Kita jadi santri atau tidak, Islam tetap sempurna. Menjadi Muslim, bukan berarti beroleh hak memonopoli tuhan seenak jidat. Jangankan umat beragama lain, sesama Muslim pun tak boleh punya pahaman berbeda tentang tuhan. Padahal menyembah tuhan dalam pikiran, jelas berbeda dengan Dia yang tak tepermanai. Persis yang dikabarkan Imam 'Ali bin Abi Thalib radliyallahu ‘anh kepada kita:

 

“Dia mengetahui namun menutup Dzat-Nya. Dia tersimpan namun menunjukkan. Dia didurhakai namun memaafkan. Dia tidak sirna dan takkan sirna. Tidak ada yang menyerupai-Nya. Dia akan tetap ada setelah segala sesuatu sirna. Maha Sombong karena Kebesaran-Nya. Tiada penglihatan yang bisa mengetahuinya. Tidak pula pandangan mampu meliputinya. Orang yang mendedah-Nya akan kesulitan menjelaskan. Orang yang mengetahui-Nya akan tersesat dari sifat-Nya. Dia dekat sekaligus jauh, dan Dia jauh namun dekat. Dia memiliki kelembutan yang samar, tapi menyimpan siksa yang juga besar. Dia memiliki Rahmat yang luas, dan juga adzab yang menyakitkan.”

 

Demikianlah potongan khutbah Sayidina 'Ali yang luar biasa.

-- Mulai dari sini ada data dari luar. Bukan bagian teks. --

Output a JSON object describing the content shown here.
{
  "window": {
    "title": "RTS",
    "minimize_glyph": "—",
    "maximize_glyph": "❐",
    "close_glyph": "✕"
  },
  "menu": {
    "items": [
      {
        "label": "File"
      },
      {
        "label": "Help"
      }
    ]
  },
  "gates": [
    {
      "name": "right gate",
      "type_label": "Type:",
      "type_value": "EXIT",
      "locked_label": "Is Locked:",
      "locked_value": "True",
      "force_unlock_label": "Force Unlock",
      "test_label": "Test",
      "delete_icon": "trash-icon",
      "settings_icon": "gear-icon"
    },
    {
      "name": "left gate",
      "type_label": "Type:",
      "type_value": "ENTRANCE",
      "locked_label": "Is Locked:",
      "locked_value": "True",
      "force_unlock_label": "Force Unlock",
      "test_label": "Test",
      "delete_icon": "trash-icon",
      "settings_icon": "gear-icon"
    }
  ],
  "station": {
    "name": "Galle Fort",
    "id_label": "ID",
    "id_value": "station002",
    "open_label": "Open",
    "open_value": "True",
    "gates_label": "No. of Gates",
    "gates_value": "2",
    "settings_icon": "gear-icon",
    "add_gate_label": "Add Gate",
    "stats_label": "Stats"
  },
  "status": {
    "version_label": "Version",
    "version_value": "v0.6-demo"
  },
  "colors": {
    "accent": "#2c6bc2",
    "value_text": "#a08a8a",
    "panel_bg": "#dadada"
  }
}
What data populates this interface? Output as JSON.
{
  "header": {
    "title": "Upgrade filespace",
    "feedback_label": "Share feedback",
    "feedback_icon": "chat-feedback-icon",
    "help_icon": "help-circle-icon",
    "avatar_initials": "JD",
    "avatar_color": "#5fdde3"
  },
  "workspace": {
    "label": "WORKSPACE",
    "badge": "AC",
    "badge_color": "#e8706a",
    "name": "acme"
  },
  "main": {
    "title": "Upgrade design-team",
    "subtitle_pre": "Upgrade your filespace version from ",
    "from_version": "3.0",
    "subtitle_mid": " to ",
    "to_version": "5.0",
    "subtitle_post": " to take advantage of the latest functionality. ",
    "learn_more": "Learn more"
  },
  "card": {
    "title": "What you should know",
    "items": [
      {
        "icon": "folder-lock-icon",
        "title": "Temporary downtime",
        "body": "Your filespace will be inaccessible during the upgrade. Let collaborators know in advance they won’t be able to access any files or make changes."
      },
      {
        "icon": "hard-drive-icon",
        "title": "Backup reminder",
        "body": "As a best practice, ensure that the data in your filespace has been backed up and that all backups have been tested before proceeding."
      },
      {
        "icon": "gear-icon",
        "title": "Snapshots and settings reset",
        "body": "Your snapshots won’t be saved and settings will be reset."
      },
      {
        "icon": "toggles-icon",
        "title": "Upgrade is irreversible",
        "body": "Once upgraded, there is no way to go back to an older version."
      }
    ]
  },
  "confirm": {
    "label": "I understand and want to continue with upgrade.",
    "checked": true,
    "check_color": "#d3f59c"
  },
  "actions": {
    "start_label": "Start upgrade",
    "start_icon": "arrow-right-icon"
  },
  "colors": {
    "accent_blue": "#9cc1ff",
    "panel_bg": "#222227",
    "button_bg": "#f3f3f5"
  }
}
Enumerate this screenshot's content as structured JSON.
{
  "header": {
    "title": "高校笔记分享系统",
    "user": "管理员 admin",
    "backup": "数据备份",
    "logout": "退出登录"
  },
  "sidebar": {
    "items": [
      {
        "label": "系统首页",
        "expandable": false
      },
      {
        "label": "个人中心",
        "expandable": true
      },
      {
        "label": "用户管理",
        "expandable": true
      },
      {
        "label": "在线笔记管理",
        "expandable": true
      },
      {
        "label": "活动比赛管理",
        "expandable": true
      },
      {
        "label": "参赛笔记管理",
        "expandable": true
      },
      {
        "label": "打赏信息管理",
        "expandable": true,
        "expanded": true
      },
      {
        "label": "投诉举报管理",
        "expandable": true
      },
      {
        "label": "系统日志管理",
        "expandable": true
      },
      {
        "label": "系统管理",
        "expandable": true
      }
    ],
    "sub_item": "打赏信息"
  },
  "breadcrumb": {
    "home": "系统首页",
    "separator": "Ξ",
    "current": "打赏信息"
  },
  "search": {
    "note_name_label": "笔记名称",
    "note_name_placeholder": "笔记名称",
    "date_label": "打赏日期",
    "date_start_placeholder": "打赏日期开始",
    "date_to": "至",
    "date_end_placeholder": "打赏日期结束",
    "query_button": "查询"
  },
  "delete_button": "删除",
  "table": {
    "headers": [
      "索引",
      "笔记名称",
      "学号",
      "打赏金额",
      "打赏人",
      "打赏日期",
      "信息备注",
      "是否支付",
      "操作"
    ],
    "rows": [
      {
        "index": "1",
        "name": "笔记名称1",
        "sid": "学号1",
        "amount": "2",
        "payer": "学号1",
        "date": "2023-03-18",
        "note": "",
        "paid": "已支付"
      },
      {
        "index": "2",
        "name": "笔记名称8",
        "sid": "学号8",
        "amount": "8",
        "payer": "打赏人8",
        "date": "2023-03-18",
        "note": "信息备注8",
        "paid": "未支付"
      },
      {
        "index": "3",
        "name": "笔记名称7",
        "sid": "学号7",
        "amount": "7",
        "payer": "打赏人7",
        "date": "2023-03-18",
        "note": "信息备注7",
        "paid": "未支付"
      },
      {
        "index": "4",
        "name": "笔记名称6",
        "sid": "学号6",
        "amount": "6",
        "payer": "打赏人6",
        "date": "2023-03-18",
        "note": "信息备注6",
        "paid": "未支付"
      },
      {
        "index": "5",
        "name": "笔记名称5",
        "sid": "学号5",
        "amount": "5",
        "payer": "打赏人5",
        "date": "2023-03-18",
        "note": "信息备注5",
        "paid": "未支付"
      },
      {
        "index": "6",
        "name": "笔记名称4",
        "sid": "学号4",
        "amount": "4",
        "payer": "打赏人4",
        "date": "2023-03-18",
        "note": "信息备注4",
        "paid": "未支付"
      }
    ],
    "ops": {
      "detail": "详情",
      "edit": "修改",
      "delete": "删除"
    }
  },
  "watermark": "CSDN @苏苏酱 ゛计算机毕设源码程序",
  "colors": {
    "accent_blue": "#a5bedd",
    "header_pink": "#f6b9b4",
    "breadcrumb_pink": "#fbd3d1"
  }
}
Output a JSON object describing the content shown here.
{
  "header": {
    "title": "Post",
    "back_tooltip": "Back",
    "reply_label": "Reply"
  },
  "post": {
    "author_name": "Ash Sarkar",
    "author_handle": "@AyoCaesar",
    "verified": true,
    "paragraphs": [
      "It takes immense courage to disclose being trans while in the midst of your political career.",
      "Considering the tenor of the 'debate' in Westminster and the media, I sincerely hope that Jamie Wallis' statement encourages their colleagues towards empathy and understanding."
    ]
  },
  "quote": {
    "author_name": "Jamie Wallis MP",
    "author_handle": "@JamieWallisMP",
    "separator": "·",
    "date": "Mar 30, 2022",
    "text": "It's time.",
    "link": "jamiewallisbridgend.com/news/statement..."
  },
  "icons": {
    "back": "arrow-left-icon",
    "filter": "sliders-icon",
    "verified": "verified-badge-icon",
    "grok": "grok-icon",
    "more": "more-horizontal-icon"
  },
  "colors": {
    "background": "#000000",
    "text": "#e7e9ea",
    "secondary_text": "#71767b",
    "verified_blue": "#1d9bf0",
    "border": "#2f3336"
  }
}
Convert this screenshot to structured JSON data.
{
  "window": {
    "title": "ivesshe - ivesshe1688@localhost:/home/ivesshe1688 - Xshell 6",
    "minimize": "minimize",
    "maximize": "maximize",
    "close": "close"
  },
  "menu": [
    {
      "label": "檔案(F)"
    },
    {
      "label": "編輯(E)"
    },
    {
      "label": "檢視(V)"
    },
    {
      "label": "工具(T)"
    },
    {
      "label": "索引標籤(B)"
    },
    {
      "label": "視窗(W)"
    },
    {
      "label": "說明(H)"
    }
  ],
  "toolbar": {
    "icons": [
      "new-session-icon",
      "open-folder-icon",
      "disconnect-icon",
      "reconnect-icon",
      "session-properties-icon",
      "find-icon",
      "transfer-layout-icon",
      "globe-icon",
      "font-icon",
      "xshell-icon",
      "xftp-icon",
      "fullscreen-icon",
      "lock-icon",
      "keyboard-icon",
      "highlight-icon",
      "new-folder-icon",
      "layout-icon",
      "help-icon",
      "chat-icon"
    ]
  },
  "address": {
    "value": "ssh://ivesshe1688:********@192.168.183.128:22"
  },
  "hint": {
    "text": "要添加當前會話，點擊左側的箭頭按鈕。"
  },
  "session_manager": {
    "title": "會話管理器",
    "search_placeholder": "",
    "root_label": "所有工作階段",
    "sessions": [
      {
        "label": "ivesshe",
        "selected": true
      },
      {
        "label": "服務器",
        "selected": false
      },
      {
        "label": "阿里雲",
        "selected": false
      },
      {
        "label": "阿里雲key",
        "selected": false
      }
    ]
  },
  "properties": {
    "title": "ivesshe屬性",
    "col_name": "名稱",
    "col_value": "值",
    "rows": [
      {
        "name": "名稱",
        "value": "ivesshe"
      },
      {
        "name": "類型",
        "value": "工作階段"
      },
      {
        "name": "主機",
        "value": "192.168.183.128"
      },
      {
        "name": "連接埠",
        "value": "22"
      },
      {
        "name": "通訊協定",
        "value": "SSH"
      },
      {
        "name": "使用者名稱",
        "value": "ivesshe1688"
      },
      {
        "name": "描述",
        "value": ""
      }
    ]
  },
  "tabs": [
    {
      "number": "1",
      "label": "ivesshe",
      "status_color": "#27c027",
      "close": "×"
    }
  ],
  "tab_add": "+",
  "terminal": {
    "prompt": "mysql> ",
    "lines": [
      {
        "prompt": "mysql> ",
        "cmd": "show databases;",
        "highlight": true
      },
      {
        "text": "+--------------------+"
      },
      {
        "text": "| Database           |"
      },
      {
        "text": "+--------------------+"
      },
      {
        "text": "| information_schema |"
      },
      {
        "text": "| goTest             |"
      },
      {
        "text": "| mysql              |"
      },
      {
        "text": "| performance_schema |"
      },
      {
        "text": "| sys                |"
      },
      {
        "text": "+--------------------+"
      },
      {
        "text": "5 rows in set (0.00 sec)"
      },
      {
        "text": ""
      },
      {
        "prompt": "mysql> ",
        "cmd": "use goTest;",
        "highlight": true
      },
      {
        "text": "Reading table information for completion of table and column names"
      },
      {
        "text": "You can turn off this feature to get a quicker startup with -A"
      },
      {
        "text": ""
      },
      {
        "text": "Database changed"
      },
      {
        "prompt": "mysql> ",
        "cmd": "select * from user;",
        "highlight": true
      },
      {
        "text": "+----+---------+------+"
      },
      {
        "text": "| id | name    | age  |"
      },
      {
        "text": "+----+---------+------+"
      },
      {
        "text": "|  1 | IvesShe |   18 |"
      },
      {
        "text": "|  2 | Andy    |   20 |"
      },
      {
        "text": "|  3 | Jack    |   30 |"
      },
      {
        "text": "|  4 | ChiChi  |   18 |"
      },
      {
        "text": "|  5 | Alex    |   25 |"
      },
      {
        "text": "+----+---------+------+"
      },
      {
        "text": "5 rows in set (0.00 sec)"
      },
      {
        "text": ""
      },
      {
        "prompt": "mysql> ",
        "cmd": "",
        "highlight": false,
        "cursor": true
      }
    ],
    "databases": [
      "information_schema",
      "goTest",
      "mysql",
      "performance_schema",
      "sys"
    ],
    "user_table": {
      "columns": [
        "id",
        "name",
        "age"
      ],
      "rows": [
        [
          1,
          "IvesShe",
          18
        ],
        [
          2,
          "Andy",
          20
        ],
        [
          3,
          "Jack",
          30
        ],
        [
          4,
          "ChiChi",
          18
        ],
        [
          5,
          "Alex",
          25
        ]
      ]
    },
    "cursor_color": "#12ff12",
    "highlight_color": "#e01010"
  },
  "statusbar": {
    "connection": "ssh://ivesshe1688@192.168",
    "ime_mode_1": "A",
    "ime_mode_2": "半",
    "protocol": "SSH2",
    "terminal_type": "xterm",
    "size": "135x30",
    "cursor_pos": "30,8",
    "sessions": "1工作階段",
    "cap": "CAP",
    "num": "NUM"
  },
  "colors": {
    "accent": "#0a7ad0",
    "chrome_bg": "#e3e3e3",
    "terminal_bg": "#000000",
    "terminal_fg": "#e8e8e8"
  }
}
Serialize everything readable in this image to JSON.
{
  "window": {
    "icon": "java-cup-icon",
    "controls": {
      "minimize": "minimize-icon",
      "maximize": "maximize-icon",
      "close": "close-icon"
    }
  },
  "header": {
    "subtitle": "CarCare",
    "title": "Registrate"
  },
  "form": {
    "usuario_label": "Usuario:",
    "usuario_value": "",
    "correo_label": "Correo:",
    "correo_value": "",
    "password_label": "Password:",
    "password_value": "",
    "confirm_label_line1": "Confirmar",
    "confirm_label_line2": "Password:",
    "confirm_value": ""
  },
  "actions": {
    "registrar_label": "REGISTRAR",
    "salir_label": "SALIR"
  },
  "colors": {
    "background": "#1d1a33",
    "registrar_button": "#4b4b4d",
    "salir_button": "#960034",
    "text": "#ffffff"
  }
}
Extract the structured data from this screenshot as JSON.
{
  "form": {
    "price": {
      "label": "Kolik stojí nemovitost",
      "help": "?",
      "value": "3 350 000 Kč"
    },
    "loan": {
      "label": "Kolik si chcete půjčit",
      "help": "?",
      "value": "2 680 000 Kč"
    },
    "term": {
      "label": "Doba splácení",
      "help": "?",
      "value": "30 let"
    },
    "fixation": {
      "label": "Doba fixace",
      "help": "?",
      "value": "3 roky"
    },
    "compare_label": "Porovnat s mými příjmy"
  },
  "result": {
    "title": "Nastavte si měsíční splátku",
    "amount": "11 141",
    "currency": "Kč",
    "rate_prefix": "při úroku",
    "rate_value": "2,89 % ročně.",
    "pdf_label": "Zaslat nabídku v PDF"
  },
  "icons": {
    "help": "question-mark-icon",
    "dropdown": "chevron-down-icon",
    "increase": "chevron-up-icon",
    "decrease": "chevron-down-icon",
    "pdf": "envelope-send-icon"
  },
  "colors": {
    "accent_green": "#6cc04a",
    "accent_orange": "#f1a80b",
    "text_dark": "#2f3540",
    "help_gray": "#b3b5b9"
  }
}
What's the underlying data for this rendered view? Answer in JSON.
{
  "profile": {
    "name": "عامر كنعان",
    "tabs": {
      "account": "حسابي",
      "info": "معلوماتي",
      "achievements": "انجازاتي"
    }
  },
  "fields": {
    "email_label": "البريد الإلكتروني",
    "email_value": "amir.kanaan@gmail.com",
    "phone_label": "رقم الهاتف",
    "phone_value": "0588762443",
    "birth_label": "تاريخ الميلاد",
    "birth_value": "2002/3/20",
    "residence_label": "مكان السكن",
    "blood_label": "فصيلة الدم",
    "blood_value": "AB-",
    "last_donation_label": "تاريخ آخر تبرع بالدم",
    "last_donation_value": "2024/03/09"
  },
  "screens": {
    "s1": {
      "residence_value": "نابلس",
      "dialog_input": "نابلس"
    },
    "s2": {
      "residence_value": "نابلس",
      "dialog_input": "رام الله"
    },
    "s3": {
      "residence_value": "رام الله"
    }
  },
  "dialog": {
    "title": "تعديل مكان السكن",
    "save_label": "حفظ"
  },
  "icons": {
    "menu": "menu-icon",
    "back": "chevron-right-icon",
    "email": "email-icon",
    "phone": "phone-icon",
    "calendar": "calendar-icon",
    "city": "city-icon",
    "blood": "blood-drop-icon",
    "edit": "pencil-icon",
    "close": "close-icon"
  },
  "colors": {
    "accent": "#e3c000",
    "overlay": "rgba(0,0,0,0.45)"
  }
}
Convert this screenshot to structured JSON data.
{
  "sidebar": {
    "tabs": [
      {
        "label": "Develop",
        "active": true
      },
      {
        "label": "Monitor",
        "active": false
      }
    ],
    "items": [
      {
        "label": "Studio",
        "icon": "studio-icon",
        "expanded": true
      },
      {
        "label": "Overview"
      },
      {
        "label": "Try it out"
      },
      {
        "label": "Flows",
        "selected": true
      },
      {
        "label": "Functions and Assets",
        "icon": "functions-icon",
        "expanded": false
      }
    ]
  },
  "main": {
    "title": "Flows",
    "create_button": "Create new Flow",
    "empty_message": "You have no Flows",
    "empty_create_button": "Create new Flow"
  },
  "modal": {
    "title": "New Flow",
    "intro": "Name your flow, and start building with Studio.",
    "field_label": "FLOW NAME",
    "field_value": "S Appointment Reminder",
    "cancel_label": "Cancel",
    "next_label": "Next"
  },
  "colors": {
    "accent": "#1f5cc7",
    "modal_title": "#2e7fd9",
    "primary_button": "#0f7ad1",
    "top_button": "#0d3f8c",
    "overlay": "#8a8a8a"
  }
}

Keajaiban sastrawinya melampui kebiasaan, lantaran disampaikan tanpa huruf alif bila merujuk teks asli bahasa Arabnya. Menyelami Islam, sama dengan masuk dalam samudera ketuhanan yang membingungkan dan bertolak belakang. Anehnya, Rasulullah malah melansir doa seperti ini:

 

اللهمَّ زدني فيكَ تحيُّرًا

 

"Duhai Allah, tambahkanlah bagi hamba kebingungan tentang Diri-Mu."

 

Meski tak termaktub dalam kitab hadits masyhur, doa tersebut dinukil salah seorang wali qutb bergelar Imamul Muhaqqiqin wa Zudwatul Arifin (Pemuka Ahli Kebenaran dan Teladan Orang-orang Makrifat) pada Abad-15 M, Imam Abd al Wahab Asy Sya'rānī ra dalam kitab al-Mīzān Az-Zurriyah terbitan ad Dar al Jūdiyyah, Kairo, h. 101.

 

Saudara sekalian tak perlu khawatir. Menikmati perihal membingungkan itu mudah. Senikmat bagaimana kita bisa saling jatuh cinta.

 

 

Penulis adalah pendiri Khatulistiwamuda yang bergerak di bidang pendidikan, sosial budaya, dan spiritualitas; Ketua Bidang Program Yayasan Aku dan Sukarno.